Пишу стихи, посвящаю их Стасу и Гоше, Стас тут же подбирает аккорды, сидим в пыльном больничном палисаднике, окружённом частоколом забора, и тихонько напеваем:
Песню мы так и назвали – «Неспетая песня».
В один из приходов на Каширку знакомлюсь с Гошиной тётей, которая навещает его. Тётя советует мне сходит в храм Николы в Кузнецах, послушать отца Всеволода Шпилера.
Идём в храм с Тишлер. Одна я как-то не решилась.
Пришли как раз к проповеди. Было воскресенье. Людей в храме – совсем немного: старушки и пожилые тёти.
Мерцание свечек и лампад, строгие лики икон – так таинственно и торжественно… Никогда ещё я не была в храме.
Отец Всеволод Шпилер. Мудрый, прекрасный старец… С глазами, полными печали, света и какого-то нездешнего покоя. Просто он всё ЗНАЛ. Знал, как будет потом – после… И – не боялся. И хотел, чтобы мы тоже не боялись.

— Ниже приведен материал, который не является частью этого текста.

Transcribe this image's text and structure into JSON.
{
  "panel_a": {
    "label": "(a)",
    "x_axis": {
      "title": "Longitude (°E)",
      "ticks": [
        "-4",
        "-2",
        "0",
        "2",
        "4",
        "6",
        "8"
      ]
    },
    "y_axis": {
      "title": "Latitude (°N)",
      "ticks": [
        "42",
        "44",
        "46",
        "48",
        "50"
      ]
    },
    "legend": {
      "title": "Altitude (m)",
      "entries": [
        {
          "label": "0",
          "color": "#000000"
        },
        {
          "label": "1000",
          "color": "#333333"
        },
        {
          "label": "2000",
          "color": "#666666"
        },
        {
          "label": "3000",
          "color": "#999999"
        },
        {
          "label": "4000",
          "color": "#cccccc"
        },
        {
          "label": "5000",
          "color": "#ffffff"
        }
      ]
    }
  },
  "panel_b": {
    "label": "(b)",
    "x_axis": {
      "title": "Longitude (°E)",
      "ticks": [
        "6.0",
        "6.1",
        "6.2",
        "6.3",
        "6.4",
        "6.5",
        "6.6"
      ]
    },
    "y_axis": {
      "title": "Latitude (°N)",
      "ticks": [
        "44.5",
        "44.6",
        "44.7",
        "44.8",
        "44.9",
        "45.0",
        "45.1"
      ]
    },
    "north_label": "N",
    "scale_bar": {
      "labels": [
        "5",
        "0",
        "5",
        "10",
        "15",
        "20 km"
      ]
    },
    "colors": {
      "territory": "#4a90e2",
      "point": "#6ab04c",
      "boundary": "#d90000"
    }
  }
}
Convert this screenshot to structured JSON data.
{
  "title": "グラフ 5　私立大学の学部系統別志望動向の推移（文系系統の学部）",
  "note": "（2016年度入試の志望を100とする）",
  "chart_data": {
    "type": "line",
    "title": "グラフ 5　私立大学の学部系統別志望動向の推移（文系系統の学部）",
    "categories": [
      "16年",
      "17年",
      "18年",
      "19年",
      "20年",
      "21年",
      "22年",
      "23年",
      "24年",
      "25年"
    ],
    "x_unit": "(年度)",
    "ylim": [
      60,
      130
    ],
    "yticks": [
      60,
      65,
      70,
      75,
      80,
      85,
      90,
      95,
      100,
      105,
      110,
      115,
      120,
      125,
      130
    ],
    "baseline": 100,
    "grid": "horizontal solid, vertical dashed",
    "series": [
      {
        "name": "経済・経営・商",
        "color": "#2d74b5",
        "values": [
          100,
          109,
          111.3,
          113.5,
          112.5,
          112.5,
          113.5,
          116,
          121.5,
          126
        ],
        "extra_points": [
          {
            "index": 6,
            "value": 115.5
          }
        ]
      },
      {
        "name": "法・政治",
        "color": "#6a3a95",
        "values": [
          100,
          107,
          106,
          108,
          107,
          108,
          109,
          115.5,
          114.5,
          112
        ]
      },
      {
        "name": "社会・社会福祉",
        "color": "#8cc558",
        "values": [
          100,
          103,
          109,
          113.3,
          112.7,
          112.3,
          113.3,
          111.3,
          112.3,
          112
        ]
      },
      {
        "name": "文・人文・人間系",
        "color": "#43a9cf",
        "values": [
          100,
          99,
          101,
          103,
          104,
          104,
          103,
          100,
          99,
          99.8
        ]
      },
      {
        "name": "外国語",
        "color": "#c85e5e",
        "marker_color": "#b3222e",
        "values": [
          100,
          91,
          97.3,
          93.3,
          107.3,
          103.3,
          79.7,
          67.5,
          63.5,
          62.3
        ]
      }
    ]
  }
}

Он говорил так просто, тихим голосом, без всякого пафоса, он обращался к каждому из нас. И ко мне тоже. Он стоял совсем близко, и каждому взглядывал в глаза. Он говорил о самом главном, о том, что меня волнует больше всего – о бессмертии души, о жизни после смерти… О том, что с этой, земной жизнью, жизнь не кончается… И о том, как вера преображает жизнь и наполняет её светом… Я слушала его и думала о тех, кого люблю, и кого потеряла: о лётчике дяде Павле, которого я обожала в детстве, а он разбился… О дяде Роме из Оренбурга, который дружил со мной, восьмилетней девочкой, и катал меня на своём старинном мотоцикле… дядя Рома был такой весёлый, а потом взял и умер… И тот, и другой как будто стояли сейчас рядом со мной в этом прохладном, полутёмном храме. Казалось: можно окликнуть их – и они отзовутся… Но даже и окликать не надо было, так ощутимо было для меня их присутствие. Только в эти минуты, впервые в жизни, я думала о смерти дорогих мне людей без горечи и протеста…
Это был праздник Преображения.
Мы бродили с Тишлер весь день по солнечной, августовской Москве, переполненные услышанным, не в силах расстаться и разъехаться по домам. (Дома о том, что мы были в церкви, рассказать было некому).
А вечером мы зашли ещё в один храм – в Брюсовском переулке. Была изумительно красивая служба… пение – почти ангельское… горячее пламя свечей… томительный запах ладана…
Когда вышли на тёмную улицу, Тишлер решительно сказала:
– Я больше в церковь не пойду!
– Почему?
– Так, чего доброго, можно и в Бога поверить!
– Почему тебя это пугает?
– Не знаю. Но пугает. Я как-то не готова к этому…
…Нет, я не стала вот так сразу христианкой и активной прихожанкой. Ещё многое должно было случиться – для того, чтобы это произошло. Но я почувствовала, что в моей жизни появилось ещё одно измерение. Как будто распахнулись двери в какую-то иную реальность…
Я пока стояла на пороге, не решаясь сделать шаг дальше. Даже не помышляя о том, что предстоит делать ещё какие-то шаги…
Последняя встреча с Моим Клоуном.
Прихожу опять на репетицию. Это уже конец августа.